The global COVID-19 pandemic has caused the biggest shock to population growth since early last century, triggering a forecast plunge in new demand for Australian housing over coming years.
That’s the key finding of the first report by the federal government’s newly-formed National Housing Finance and Investment Corporation research team, who have provided a picture of the projected housing supply and demand balance to 2025.
By then, almost one million fewer people than previously expected are predicted to be living in Australia, according to the report released on Tuesday.
But at the same time, low interest rates and government stimulus have caused a recovery in construction activity, and new supply is expected to exceed new demand by around 127,000 dwellings next year.
“Cumulative new supply is expected to be around 93,000 higher than new demand by 2025, although sensitivity analysis demonstrates this could halve with slightly more optimistic population growth assumptions,” the researchers say.
“Should international borders open sooner than expected, with migration resuming and more Australians returning home, coupled with potentially constrained housing supply, any cumulative excess supply over a medium-to-longer term horizon is anticipated to be negligible.”

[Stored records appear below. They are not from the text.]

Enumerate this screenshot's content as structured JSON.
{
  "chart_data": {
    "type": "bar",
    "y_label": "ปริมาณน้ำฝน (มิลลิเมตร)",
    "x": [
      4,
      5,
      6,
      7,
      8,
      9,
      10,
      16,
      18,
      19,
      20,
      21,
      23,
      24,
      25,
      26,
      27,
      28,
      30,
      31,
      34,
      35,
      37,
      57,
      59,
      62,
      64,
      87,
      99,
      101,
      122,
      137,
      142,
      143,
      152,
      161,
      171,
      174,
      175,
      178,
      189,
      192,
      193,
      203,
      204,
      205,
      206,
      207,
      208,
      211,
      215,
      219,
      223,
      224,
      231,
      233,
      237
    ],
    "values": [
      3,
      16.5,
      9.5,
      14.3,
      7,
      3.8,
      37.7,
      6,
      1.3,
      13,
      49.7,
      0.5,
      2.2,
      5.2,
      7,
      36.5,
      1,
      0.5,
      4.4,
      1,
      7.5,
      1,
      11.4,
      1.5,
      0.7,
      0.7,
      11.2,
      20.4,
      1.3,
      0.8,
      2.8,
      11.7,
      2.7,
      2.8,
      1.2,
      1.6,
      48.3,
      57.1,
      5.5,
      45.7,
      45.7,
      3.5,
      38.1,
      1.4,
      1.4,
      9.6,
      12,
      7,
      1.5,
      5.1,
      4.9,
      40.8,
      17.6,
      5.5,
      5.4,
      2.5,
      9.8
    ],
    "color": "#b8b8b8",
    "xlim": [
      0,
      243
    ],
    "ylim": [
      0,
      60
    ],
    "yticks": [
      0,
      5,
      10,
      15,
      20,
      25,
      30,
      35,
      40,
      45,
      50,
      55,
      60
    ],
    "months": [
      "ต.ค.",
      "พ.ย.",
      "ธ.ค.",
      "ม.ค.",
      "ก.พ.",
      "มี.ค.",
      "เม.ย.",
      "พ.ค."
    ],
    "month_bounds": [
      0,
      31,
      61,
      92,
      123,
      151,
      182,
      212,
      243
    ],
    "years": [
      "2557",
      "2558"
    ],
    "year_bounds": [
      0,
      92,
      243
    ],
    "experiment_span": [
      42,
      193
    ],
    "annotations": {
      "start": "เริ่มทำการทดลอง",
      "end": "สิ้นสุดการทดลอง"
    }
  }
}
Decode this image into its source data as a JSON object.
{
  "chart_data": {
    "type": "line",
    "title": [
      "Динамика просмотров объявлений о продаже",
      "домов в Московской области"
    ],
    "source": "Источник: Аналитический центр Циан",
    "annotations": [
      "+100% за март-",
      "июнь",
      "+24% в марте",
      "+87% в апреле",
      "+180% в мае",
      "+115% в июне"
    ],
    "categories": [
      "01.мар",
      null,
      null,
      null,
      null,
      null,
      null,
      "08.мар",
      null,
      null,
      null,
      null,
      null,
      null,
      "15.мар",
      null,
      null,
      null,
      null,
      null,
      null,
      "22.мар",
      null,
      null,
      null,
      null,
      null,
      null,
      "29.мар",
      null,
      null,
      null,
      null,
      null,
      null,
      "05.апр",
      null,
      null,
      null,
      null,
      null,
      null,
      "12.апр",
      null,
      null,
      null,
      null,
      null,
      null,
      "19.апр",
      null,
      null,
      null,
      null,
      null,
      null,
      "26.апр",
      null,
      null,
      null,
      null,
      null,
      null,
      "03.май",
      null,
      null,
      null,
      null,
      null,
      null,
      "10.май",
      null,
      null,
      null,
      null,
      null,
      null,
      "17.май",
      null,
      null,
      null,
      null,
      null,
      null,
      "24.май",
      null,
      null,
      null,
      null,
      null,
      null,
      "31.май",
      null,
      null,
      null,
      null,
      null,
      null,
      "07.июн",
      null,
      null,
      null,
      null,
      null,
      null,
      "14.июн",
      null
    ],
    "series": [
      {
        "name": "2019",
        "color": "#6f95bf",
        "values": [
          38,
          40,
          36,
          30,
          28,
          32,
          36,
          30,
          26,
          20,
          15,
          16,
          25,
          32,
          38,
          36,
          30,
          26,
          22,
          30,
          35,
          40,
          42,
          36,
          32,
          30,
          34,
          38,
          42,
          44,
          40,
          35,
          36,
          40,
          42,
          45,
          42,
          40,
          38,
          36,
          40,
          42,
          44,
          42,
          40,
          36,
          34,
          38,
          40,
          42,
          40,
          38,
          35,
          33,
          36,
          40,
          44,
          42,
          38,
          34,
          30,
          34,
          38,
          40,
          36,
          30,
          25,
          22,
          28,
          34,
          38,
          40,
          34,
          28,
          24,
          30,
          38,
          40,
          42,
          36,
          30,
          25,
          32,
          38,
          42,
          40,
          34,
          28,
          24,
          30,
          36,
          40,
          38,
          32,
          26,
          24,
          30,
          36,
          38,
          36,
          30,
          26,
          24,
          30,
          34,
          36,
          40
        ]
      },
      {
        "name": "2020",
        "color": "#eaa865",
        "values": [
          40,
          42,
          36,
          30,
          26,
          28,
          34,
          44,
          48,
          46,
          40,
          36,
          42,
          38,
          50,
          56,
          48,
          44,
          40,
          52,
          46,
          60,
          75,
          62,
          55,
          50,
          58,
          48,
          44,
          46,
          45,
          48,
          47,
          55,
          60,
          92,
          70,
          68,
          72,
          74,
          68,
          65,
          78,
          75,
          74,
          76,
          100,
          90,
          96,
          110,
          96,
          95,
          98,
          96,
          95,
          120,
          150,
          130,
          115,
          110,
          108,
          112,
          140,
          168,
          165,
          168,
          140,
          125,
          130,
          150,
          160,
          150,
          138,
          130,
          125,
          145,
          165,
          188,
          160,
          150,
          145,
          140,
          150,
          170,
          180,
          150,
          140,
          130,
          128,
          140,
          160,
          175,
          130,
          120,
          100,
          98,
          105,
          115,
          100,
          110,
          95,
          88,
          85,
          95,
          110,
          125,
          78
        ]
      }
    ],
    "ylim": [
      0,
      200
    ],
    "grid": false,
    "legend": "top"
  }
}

Fewer households forming to soak up new supply over the near term is good news for renters, particularly in more densely populated eastern seaboard cities, as it should push prices down.
“There is likely to be downward pressure on rents in Sydney and Melbourne where vacancy rates are higher, which could improve overall rental affordability,” the researchers say.
They say that in the long term, however, the trends of declining affordability - particularly for low-income renters and prospective first home buyers able to transition to home ownership - will likely persist.
That’s why it is crucial for supply to respond to demand when it recovers and exceeds available dwellings, likely beyond 2023, the researchers say.
“The outlook for housing demand, supply and affordability is ultimately dependent on the reopening of international borders, the path of future population growth and the economic recovery, all of which are subject to an unusual degree of uncertainty,” the report concludes.
“In some respects, the projected excess supply over the next two years can be seen as partial catch-up for longer more protracted periods of undersupply.”